In a radio interview this last week, I was asked, “Are there ways for people who don’t want to be farmers to live biodynamic lives?”
This question cuts to the chase. “Yes,” I replied, and suggested practical actions, like joining a Biodynamic CSA (Community Supported Agriculture, in which you subscribe and get a box of veggies every week during growing season). When you purchase a product, you are supporting the system that grew it, I explained, so supporting farmers who think about balance and the earth, not just profit and how much can be extracted, is important.
But this question leads to the core issue: that consciousness that is supported by a “biodynamic life”. This is an examined life, an analytic lifestyle, in the language of my Jungian analyst profession of analytical psychology. It means paying attention to what you don’t want to claim and project onto others, what Jung termed shadow, or the refuse farmers call manure—and it means composting that, applying a kind of tapas (attention) or heat, to it to transform it from a dung heap to fertilizer. We are more psychologically mature, conscious people when we accept even our rougher parts, taking responsibility for our less desirable traits: meanness, envy, gluttony, you know! the seven deadly sins. It means being conscious of our motives.
A biodynamic life necessitates a receptiveness and willingness to perceive what is present. Too often our realities are defined by what we think we know. Certainly this process of learning to listen within is what sorts out Jungian analysis from more adaptive, problem-solving therapies (which also have their place). But as a culture, we have adopted a kind of strong-arming attitude toward the psyche. The idea of receiving what comes in dreams or learning to listen to impressions and intuitions, and to pay heed, is too often eclipsed by the need to “be normal” or “acceptable” or “to feel good.”

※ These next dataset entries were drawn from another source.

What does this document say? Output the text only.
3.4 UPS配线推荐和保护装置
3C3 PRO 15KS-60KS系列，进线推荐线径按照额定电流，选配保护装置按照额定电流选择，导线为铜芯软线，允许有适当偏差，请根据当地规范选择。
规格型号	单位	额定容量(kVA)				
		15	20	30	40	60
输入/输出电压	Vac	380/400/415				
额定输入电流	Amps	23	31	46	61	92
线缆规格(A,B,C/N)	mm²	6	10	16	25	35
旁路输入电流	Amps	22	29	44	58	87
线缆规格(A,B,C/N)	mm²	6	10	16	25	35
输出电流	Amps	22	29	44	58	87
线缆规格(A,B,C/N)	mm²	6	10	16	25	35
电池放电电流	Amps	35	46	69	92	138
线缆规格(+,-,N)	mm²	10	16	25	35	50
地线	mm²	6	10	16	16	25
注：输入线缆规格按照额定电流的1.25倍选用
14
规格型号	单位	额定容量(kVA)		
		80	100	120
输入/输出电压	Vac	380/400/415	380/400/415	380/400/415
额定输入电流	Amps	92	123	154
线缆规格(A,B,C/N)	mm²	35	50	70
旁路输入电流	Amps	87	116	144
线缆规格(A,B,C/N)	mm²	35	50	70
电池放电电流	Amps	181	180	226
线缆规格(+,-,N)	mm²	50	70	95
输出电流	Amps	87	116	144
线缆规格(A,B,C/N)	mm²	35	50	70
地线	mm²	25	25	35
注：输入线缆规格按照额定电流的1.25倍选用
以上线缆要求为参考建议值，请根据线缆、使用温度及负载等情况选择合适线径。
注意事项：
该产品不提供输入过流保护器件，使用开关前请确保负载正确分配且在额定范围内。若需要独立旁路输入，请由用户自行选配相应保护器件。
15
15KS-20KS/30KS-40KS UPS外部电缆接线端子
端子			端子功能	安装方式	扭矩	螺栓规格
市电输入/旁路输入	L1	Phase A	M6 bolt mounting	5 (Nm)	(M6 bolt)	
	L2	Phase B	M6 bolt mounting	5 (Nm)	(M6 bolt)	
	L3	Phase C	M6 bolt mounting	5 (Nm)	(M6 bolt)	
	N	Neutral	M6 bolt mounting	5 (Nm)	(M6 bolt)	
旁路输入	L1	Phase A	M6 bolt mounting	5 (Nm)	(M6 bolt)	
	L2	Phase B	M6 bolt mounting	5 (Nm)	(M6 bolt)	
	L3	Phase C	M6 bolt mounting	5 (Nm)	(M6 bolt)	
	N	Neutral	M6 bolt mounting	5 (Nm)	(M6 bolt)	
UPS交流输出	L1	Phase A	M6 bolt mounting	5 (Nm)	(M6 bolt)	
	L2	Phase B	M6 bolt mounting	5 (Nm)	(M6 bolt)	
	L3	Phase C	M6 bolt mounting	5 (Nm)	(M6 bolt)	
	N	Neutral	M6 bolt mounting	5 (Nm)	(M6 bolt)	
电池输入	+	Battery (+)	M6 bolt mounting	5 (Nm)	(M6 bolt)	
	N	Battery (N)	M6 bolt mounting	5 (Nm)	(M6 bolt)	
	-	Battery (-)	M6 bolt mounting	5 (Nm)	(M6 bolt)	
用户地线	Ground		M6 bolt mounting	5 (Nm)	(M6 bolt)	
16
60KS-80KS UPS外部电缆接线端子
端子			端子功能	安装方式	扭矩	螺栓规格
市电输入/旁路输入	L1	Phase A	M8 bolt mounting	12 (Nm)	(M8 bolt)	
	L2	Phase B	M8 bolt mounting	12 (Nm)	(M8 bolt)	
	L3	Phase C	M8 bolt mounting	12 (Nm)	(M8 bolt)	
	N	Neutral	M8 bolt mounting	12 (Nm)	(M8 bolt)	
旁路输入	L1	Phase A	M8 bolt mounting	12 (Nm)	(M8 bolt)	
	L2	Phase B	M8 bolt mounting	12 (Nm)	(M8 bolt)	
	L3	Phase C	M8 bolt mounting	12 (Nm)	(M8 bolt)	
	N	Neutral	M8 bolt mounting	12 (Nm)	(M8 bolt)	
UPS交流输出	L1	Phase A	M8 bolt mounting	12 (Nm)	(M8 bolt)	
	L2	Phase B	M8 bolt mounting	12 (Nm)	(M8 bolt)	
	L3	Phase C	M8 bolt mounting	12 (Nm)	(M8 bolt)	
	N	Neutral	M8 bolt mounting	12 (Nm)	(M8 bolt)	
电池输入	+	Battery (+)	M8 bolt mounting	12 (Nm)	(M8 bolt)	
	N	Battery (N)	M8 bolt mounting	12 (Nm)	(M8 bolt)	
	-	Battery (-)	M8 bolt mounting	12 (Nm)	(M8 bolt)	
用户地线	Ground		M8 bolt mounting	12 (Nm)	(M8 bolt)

In farming with biodynamic techniques, we have learned that our attitude toward our ranch influences everything on it. (My own story is told in Farming Soul: A Tale of Initiation.) We are part of a web of life, and that web includes not only ourselves, but also the earth beneath our feet, the vines, the lavender, the coyotes that yap in the early hours, the forest, the rain that comes or not, the neighbors next to us. It is important to keep the whole in our hearts, to develop awareness of the relationship of one thing to another. We have also learned that when we interact on energetic levels with the ranch through the biodynamic preparations, prepared and stirred in meditative, conscious ways, things thrive, and we do as well. (Our ailing vineyard’s grape production doubled as we began farming this way.)
A biodynamic, examined life is one that becomes sensitive to one’s place in the web, and then takes responsibility for what one does that causes trouble. This is true for farming, and it is true for the personal psyche. The environmental crisis is truly a crisis of consciousness. Learning to perceive one’s place in it (a biodynamic lifestyle!) is critical to our survival.